What’s Going on with Crowdfunding?
- Oct 31, 2013
James Breitenstein, Landsmith
The much-anticipated SEC rules enabling crowdfunding for entities raising capital are beginning to flow, but it’s impractical as proposed and overly complex. Pure real estate still makes sense, because it can be done without these rules, and is easier for small investors.
The securities commission has just come out with their initial rules (http://www.bloomberg.com/news/2013-10-23/sec-to-vote-on-crowdfunding-plan-as-white-advances-jobs-act-1-.html) , and it’s not as crowd-friendly as first advertised. Currently, equity offerings are restricted to so-called sophisticated, accredited investors with at least $200,000 in annual income ($300,000 for a married couple) or $1 million net worth, but the new ‘crowdfunding’ regs carry onerous parameters as well:
• An investor has limits on participation in any/all crowdfunding over a 12-month period, capped at 10% of annual income or net worth for incomes of $100,000 or more, or the greater of $2,000 or 5% of annual income or net worth on incomes of less than $100,000.
• Investors also must utilize registered broker-dealers or a “funding portal.” It remains to be seen if the well-established investments banks or fund sponsors will endeavor into this part of the market.
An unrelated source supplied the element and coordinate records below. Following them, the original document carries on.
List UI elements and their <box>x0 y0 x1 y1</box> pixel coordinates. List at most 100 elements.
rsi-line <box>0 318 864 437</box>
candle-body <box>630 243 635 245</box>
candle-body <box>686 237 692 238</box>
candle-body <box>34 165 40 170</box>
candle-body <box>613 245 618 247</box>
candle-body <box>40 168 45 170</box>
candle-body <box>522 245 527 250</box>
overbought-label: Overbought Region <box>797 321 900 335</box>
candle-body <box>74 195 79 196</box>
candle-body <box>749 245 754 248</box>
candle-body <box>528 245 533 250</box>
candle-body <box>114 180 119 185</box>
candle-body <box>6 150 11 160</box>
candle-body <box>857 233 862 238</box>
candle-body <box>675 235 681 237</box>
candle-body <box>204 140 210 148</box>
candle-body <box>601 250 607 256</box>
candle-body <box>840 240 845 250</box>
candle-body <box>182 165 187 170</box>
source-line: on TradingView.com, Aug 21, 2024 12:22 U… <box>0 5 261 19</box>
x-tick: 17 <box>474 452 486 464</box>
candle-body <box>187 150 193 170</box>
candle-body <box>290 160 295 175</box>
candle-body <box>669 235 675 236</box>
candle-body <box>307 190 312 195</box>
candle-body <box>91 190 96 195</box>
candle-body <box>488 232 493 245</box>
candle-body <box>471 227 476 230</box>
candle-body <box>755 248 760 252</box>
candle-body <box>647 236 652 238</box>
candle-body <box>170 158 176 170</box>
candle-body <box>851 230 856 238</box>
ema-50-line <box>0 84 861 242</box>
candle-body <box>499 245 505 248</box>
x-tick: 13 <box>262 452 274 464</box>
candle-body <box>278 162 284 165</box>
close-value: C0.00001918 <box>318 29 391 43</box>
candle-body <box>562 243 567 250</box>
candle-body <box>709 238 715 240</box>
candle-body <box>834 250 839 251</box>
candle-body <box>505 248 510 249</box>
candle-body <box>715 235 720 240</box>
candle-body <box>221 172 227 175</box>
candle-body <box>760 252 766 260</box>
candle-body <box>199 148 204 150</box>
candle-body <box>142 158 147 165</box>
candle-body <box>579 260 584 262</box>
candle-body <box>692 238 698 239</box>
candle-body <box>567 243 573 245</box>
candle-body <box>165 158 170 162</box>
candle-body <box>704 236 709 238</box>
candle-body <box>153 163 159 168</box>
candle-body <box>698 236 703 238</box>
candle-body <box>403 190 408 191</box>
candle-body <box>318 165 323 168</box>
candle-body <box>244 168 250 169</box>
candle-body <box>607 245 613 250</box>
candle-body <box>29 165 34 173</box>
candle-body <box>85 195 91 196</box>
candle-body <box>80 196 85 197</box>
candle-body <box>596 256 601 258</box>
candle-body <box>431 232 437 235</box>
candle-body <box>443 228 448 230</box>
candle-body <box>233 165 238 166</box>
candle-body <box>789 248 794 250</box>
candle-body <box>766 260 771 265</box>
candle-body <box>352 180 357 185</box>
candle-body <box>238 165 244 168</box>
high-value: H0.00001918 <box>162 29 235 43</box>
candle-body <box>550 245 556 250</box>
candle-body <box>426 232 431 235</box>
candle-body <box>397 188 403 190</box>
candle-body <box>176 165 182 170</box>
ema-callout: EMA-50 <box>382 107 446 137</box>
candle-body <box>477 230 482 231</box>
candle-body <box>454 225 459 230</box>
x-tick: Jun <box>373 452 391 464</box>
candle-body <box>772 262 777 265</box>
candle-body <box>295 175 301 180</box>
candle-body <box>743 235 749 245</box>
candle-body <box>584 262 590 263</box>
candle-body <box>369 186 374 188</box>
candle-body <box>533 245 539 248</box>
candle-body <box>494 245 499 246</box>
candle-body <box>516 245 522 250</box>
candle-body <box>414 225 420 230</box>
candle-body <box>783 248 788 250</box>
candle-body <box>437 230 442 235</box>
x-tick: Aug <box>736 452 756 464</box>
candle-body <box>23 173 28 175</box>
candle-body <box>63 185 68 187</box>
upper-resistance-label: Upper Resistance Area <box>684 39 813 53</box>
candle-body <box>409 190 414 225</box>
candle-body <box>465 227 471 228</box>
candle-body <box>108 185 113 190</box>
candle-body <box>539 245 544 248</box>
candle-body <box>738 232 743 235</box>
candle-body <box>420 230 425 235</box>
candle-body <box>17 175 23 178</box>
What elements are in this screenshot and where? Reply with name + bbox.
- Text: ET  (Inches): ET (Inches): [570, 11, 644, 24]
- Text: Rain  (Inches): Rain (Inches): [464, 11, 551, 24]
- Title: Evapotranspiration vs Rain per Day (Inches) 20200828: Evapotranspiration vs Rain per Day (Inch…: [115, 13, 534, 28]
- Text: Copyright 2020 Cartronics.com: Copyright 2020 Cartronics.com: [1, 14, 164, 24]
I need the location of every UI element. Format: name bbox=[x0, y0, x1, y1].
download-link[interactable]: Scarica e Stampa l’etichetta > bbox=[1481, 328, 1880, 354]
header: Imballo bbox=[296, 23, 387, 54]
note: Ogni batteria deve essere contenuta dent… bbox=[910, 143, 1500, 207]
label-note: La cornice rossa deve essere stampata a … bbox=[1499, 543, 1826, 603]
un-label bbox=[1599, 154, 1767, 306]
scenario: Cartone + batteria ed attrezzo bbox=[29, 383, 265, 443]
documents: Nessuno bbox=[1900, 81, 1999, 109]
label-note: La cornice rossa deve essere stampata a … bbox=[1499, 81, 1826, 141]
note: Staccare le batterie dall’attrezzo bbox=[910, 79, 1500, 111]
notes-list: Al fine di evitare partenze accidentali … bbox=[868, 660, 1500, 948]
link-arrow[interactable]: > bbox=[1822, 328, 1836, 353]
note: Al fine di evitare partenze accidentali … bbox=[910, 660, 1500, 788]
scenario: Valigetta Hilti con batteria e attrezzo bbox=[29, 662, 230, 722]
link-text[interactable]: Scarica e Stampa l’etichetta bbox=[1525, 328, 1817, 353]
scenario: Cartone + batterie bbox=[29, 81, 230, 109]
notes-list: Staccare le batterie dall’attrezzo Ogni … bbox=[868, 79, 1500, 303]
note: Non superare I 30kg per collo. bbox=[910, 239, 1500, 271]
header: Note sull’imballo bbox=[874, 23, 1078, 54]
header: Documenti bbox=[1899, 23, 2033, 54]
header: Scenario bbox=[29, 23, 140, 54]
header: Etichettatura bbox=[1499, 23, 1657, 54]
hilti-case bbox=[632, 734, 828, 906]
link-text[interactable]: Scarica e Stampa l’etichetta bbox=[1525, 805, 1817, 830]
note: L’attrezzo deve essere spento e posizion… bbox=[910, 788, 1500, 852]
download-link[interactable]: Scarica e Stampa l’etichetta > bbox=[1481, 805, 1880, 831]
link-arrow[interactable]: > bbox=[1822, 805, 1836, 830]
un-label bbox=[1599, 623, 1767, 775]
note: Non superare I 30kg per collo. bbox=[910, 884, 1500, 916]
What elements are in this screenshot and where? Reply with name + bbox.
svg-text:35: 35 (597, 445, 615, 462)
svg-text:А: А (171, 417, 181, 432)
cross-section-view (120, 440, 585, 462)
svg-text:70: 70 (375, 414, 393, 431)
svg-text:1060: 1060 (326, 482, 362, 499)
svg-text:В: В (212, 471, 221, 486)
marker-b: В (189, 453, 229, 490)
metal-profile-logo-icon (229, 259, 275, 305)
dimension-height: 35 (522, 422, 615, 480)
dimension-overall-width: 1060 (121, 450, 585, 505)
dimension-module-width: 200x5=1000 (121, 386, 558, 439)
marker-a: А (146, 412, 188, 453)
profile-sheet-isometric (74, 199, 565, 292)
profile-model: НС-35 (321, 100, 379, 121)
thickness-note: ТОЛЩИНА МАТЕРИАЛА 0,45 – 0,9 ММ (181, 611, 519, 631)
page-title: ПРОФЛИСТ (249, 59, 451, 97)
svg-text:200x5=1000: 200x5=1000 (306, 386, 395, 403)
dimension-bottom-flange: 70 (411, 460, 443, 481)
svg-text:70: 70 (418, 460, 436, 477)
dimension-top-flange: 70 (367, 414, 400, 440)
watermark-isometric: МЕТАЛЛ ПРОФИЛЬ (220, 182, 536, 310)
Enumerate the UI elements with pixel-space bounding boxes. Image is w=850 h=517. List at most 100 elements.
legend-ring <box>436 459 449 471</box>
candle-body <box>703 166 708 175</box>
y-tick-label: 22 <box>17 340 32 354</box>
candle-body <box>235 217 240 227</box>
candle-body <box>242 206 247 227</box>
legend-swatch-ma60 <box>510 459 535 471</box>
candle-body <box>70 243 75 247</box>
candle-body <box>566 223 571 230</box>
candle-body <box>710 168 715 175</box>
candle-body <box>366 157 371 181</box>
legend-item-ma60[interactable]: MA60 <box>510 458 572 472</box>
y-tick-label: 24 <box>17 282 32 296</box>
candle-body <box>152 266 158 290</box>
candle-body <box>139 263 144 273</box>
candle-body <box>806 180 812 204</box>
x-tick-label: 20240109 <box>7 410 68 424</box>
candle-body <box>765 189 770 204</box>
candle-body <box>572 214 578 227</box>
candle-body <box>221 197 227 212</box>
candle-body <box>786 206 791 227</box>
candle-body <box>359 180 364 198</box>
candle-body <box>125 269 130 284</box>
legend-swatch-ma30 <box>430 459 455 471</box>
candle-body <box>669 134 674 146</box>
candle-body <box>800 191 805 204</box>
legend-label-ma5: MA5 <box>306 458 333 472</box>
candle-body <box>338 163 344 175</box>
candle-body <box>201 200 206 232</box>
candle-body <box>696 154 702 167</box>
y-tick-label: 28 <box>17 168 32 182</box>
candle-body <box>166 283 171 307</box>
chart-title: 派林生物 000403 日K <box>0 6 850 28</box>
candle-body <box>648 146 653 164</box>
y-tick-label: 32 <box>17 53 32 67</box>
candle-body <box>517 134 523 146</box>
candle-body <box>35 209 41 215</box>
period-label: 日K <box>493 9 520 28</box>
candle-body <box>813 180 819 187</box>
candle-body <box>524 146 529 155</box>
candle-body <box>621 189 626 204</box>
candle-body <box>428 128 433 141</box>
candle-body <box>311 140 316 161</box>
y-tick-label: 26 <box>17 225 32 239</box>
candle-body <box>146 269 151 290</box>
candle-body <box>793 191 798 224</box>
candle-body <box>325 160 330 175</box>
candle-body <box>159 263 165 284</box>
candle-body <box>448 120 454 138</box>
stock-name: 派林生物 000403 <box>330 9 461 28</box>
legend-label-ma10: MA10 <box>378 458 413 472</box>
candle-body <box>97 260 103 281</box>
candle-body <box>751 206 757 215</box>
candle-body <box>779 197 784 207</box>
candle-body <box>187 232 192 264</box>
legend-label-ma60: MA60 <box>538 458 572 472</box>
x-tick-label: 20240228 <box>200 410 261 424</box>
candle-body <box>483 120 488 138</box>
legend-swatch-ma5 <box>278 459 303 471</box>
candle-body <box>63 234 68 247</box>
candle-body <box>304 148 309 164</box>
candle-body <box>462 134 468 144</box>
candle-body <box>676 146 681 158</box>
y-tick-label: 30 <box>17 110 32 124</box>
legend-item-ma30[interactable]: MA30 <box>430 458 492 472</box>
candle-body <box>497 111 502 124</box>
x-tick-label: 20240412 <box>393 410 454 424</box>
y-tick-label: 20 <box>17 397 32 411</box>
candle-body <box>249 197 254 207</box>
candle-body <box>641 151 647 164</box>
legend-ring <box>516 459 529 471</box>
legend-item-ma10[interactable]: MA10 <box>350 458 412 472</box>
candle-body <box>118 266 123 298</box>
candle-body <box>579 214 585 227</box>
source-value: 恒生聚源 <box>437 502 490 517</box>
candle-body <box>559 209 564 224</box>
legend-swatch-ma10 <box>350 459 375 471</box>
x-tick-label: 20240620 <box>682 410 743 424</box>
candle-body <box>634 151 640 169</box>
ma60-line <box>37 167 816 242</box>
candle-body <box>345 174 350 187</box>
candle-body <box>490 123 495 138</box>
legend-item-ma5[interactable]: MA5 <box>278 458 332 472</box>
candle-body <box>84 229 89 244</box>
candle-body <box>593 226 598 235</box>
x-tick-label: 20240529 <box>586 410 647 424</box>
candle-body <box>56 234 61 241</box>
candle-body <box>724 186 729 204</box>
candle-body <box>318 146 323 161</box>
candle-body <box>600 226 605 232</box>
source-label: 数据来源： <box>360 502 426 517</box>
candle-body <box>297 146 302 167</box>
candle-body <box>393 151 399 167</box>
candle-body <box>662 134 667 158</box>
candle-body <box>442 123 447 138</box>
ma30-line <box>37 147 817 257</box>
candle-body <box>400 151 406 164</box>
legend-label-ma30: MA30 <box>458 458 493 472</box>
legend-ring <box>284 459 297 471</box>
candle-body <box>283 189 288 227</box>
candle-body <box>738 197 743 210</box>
• As for issuers raising capital through this new crowd, they can only raise $1 million over a given 12-month period, they must file disclosure documents with the SEC at least 21 days prior to first sale, and file audited financial statements for raises of over $500,000. Any completed equity-raise requires an annual report as well.
It’s expensive for firms to pursue these new vehicles, and for not much more money they can go a safer route with accredited investors. Most probably will.
Equity crowdfunding, as proposed, is just not making a lot of sense for the groups being targeted. Onerous regulation, complex structures and a long to-do list are not going to be attractive to the biggest part of the crowd on either side of the table, only a select few.
In contrast, real estate is still a better option.
What’s the typical investor better off doing? Real estate is something most people understand from their very first home purchase, and ‘everyman’ opportunities in property will have an edge over complex stock investments. The real estate industry is enhancing the way it involves smaller, still-sophisticated, mom-and-pop investors. And it’s going to get even better.